The U.S. Supreme Court, in Reynolds v. Sims (more commonly known as One Man, One Vote), required redistricting by state legislatures for congressional districts to keep represented populations equal, as well as requiring both houses of state legislatures to have districts drawn that contained roughly equal populations, and to perform redistricting when needed. Because of its population, Bergen County gained three Senate seats.

A deep split among Bergen County Republicans intensified in 1963 when Deamer and former State Senator Walter H. Jones faced off in an election for Bergen County Republican Chairman. Jones won, and by 1965, Deamer found himself dumped from the Bergen County Republican Organization line. Jones backed Assembly Speaker Marion West Higgins, Assemblyman Peter Moraites, and former Assemblymen Nelson G. Gross and Arthur Vervaet. Deamer ran on an insurgent ticket with Assemblymen Richard Vander Plaat and Harry Randall, Jr., and former Assemblyman Carmine Savino. Jones' slate won decisively.

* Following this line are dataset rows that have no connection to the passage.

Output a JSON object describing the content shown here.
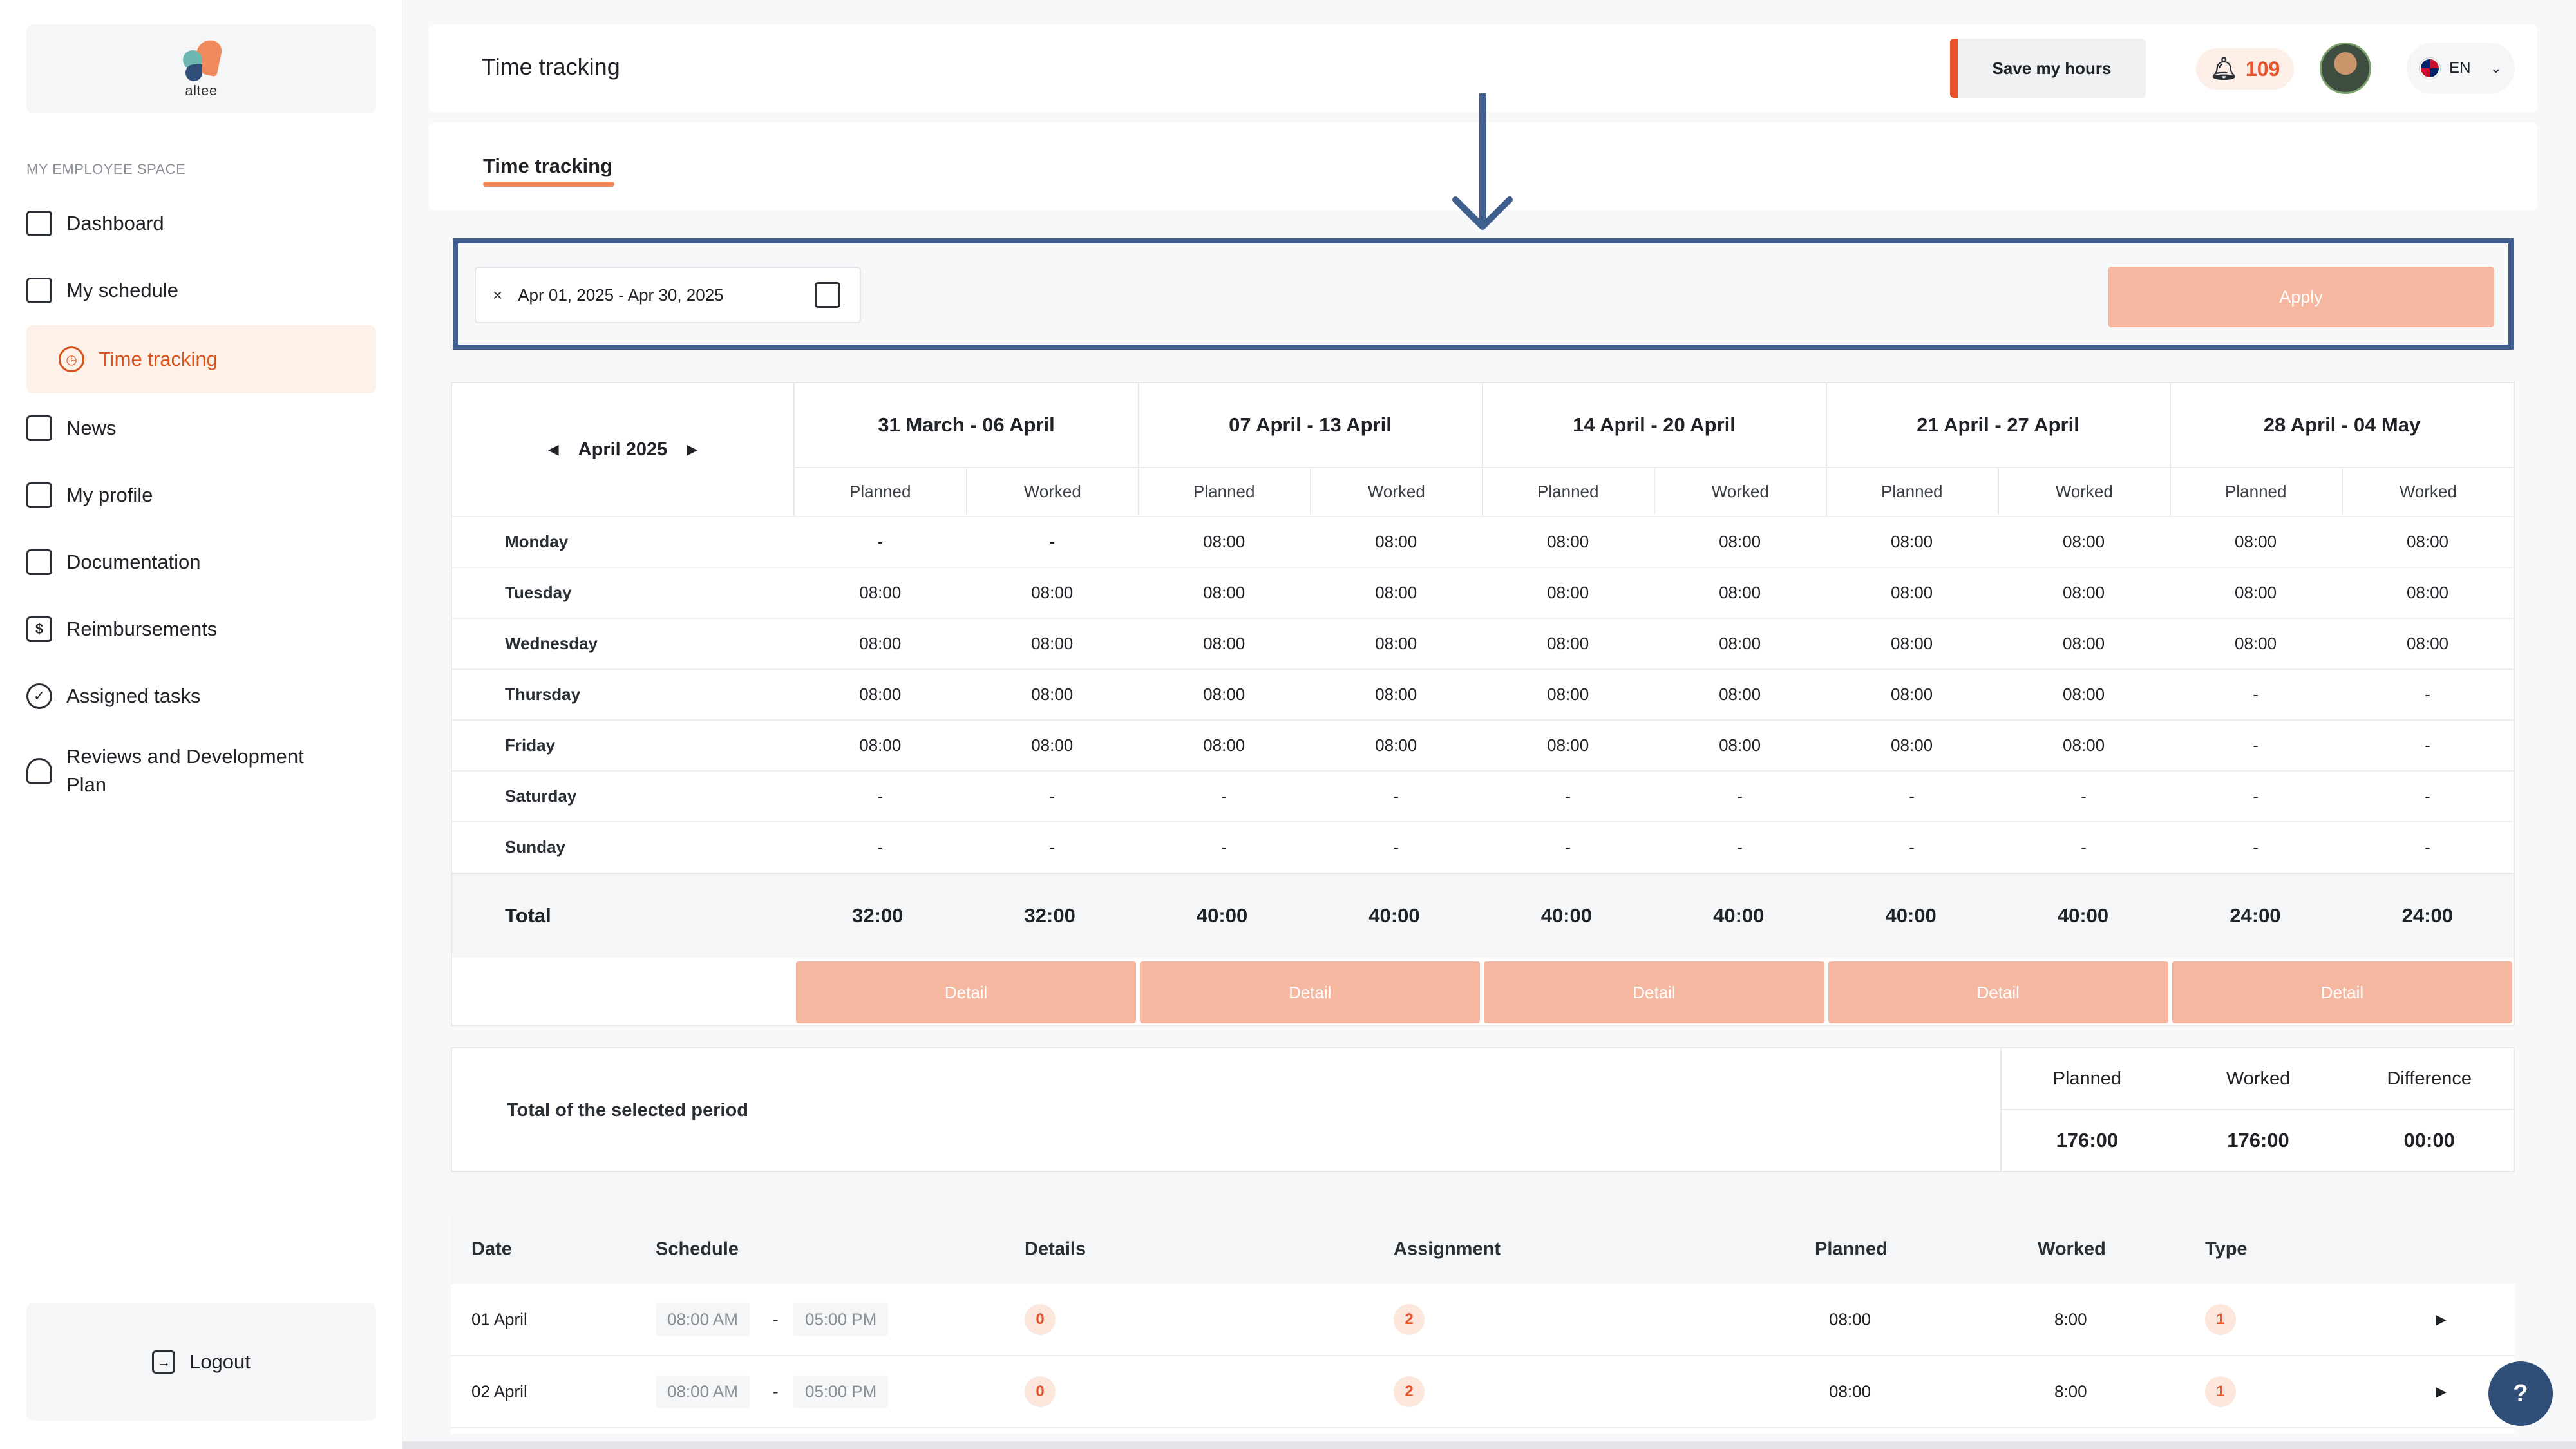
{
  "brand": {
    "name": "altee"
  },
  "sidebar": {
    "section": "MY EMPLOYEE SPACE",
    "items": [
      {
        "label": "Dashboard",
        "icon": "grid-icon"
      },
      {
        "label": "My schedule",
        "icon": "calendar-icon"
      },
      {
        "label": "Time tracking",
        "icon": "clock-icon",
        "active": true
      },
      {
        "label": "News",
        "icon": "news-icon"
      },
      {
        "label": "My profile",
        "icon": "folder-user-icon"
      },
      {
        "label": "Documentation",
        "icon": "documents-icon"
      },
      {
        "label": "Reimbursements",
        "icon": "dollar-icon"
      },
      {
        "label": "Assigned tasks",
        "icon": "check-circle-icon"
      },
      {
        "label": "Reviews and Development Plan",
        "icon": "person-icon"
      }
    ],
    "logout": "Logout"
  },
  "header": {
    "title": "Time tracking",
    "save_label": "Save my hours",
    "notifications": "109",
    "lang": "EN"
  },
  "tabs": [
    {
      "label": "Time tracking"
    }
  ],
  "filter": {
    "date_range": "Apr 01, 2025 - Apr 30, 2025",
    "clear": "×",
    "apply": "Apply"
  },
  "calendar": {
    "month": "April 2025",
    "sub_planned": "Planned",
    "sub_worked": "Worked",
    "weeks": [
      "31 March - 06 April",
      "07 April - 13 April",
      "14 April - 20 April",
      "21 April - 27 April",
      "28 April - 04 May"
    ],
    "days": [
      {
        "name": "Monday",
        "values": [
          "-",
          "-",
          "08:00",
          "08:00",
          "08:00",
          "08:00",
          "08:00",
          "08:00",
          "08:00",
          "08:00"
        ]
      },
      {
        "name": "Tuesday",
        "values": [
          "08:00",
          "08:00",
          "08:00",
          "08:00",
          "08:00",
          "08:00",
          "08:00",
          "08:00",
          "08:00",
          "08:00"
        ]
      },
      {
        "name": "Wednesday",
        "values": [
          "08:00",
          "08:00",
          "08:00",
          "08:00",
          "08:00",
          "08:00",
          "08:00",
          "08:00",
          "08:00",
          "08:00"
        ]
      },
      {
        "name": "Thursday",
        "values": [
          "08:00",
          "08:00",
          "08:00",
          "08:00",
          "08:00",
          "08:00",
          "08:00",
          "08:00",
          "-",
          "-"
        ]
      },
      {
        "name": "Friday",
        "values": [
          "08:00",
          "08:00",
          "08:00",
          "08:00",
          "08:00",
          "08:00",
          "08:00",
          "08:00",
          "-",
          "-"
        ]
      },
      {
        "name": "Saturday",
        "values": [
          "-",
          "-",
          "-",
          "-",
          "-",
          "-",
          "-",
          "-",
          "-",
          "-"
        ]
      },
      {
        "name": "Sunday",
        "values": [
          "-",
          "-",
          "-",
          "-",
          "-",
          "-",
          "-",
          "-",
          "-",
          "-"
        ]
      }
    ],
    "total_label": "Total",
    "totals": [
      "32:00",
      "32:00",
      "40:00",
      "40:00",
      "40:00",
      "40:00",
      "40:00",
      "40:00",
      "24:00",
      "24:00"
    ],
    "detail_label": "Detail"
  },
  "summary": {
    "label": "Total of the selected period",
    "planned_label": "Planned",
    "worked_label": "Worked",
    "difference_label": "Difference",
    "planned": "176:00",
    "worked": "176:00",
    "difference": "00:00"
  },
  "list": {
    "headers": {
      "date": "Date",
      "schedule": "Schedule",
      "details": "Details",
      "assignment": "Assignment",
      "planned": "Planned",
      "worked": "Worked",
      "type": "Type"
    },
    "rows": [
      {
        "date": "01 April",
        "start": "08:00 AM",
        "sep": "-",
        "end": "05:00 PM",
        "details": "0",
        "assignment": "2",
        "planned": "08:00",
        "worked": "8:00",
        "type": "1"
      },
      {
        "date": "02 April",
        "start": "08:00 AM",
        "sep": "-",
        "end": "05:00 PM",
        "details": "0",
        "assignment": "2",
        "planned": "08:00",
        "worked": "8:00",
        "type": "1"
      }
    ]
  },
  "help": "?"
}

==1965 Republican primary for State Senator - Bergen County==

| Candidate | Office | Votes |
|---|---|---|
| Marion West Higgins | Incumbent Assembly Speaker | 33,769 |
| Peter Moraites | Incumbent Assemblyman | 32,214 |
| Nelson G. Gross | Former Assemblyman | 31,220 |
| Arthur Vervaet | Former Assemblyman | 30,759 |
| Pierce H. Deamer Jr. | Incumbent State Senator | 20,240 |
| Richard Vander Plaat | Incumbent Assemblyman | 20,211 |
| Harry Randall Jr. | Incumbent Assemblyman | 17,971 |
| John J. Breen | Attorney | 3,195 |

==Family and death==
He married Agnes M. Churchill of Teaneck on January 4, 1939, and had four children. Deamer died on June 12, 1986, in Bergenfield.